The company also plans to revamp and beef up its compliance team and the search is on to bring in a new compliance officer. “Like most NBFCs, IIFL was also assessing the value of gold using internal resources because it reduced the turnaround time on loan disbursements and was cost effective. Now that practice must be discontinued and the lender is in the process of appointing external assayers like how it is done in most banks,” said a person familiar with the development. The person also added that the search for a new compliance officer with deep expertise in the financial services industry is underway and the appointment of should be made a few months.

MUMBAI IIFL Finance did not respond to the email sent to seeking confirmation on the above developments. Gold loans account for 32 per cent of IIFL Finance’s total loan book and stood at ₹24,692 crore in December FY24 quarter.

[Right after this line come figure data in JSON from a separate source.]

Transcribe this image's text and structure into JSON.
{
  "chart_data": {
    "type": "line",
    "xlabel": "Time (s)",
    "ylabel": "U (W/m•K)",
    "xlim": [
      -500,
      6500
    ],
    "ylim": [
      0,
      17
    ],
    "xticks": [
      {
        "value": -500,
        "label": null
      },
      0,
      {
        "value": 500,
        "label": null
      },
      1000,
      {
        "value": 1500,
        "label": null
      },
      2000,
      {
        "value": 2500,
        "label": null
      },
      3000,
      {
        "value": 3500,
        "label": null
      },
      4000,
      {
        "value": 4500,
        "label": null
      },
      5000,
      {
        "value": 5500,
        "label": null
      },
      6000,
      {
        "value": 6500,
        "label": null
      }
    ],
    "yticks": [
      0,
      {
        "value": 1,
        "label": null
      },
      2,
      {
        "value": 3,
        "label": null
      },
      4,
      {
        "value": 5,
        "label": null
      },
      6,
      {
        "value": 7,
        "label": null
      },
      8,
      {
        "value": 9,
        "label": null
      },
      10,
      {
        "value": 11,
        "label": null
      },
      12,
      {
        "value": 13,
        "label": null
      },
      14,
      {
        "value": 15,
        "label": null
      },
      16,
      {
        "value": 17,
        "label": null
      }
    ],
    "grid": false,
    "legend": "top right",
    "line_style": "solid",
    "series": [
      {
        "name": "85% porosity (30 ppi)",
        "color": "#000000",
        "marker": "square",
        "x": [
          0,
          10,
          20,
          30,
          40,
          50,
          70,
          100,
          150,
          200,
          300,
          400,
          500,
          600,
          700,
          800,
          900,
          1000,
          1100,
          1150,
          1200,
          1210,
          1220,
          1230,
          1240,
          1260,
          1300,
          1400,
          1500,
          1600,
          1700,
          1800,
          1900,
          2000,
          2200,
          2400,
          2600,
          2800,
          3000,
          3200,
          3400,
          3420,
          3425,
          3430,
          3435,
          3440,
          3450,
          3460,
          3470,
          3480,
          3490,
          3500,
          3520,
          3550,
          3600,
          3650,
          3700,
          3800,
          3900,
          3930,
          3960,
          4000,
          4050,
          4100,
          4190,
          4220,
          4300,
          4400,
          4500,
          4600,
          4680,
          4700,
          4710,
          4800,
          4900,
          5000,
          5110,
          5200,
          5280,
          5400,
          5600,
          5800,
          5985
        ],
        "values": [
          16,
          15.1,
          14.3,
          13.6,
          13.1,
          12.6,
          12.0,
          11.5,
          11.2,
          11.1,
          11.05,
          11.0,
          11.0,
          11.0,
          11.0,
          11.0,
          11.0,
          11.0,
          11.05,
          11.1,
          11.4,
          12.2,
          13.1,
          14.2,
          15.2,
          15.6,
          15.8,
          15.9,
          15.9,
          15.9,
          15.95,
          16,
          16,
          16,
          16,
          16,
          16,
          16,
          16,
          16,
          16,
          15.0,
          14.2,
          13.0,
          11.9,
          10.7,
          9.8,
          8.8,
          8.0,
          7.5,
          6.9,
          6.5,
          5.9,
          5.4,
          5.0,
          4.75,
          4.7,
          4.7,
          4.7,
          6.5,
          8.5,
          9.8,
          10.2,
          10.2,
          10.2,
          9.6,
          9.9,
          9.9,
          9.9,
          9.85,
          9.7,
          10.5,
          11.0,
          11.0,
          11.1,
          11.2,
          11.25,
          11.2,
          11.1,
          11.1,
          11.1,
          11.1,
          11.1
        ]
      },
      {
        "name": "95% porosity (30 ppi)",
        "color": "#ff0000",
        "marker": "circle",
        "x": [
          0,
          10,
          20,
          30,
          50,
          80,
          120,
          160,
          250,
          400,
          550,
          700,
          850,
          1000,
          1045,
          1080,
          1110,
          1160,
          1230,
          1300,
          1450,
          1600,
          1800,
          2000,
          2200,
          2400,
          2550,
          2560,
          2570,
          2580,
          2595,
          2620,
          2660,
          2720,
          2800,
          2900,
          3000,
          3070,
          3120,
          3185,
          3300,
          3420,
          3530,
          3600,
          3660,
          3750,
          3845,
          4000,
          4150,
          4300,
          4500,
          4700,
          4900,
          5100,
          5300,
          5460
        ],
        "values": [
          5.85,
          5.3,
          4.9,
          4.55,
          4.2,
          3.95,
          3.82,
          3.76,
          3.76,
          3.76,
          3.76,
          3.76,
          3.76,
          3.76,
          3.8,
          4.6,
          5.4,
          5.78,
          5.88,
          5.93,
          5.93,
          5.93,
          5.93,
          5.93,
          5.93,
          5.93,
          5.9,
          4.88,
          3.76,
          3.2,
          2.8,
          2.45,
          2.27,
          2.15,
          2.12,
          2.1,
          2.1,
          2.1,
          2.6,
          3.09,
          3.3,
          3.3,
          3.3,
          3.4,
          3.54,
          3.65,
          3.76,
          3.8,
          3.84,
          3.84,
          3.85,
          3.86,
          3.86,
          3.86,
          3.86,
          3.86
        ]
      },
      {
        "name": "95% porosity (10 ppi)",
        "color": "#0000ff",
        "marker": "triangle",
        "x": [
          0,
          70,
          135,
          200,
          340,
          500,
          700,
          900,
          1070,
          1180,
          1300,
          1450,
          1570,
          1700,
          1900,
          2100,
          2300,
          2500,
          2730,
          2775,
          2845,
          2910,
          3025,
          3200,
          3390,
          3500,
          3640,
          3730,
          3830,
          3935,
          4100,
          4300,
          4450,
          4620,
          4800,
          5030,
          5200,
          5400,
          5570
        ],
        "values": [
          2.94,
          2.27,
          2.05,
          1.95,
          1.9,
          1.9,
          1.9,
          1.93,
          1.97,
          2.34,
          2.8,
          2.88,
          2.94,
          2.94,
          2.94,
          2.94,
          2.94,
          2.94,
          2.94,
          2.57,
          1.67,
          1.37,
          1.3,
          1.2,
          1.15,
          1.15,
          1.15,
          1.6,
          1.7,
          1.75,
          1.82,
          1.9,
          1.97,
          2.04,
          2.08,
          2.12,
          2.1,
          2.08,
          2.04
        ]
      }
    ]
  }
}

On Monday, the Reserve Bank of India noted certain material supervisory concerns in the gold loan portfolio of IIFL Finance which included serious deviations in assaying and certifying purity and net weight of the gold at the time of sanction of loans and at the time of auction upon default; breaches in loan-to-value ratio; significant disbursal and collection of loan amount in cash far in excess of the statutory limit; non-adherence to the standard auction process; and lack of transparency in charges being levied to customer accounts.

Critical issues

According to sources, IIFL may have overvalued the underlying asset (gold) at the time of extending the loan in its branches and this discrepancy has come to the fore during the time of audit and/or auctioning the asset.

“There are instances where 18-carat gold may have been recorded as 22-carat gold at the branch,” said a senior official aware of the matter. “Likewise, once sanctioned the loan amount should be withdrawn by the borrower through a bank account. It cannot be handed out in case. Only up to ₹20,000 can be availed as cash whereas this limit was far breached”.

Stock takes a beating

Following the RBI curbs, IIFL Finance stock was locked in the lower circuit (down 20 per cent) at ₹478.5 a share on Tuesday.

In a call with investors, Nirmal Jain, MD, IIFL Finance said, “while the directory of RBI appears to be a bit hard, I take a moment to express our profound gratitude and admiration for the RBI. I want to make it unequivocally clear that there are no governance or ethical issues at play. These are operational and procedural issues which we will address.”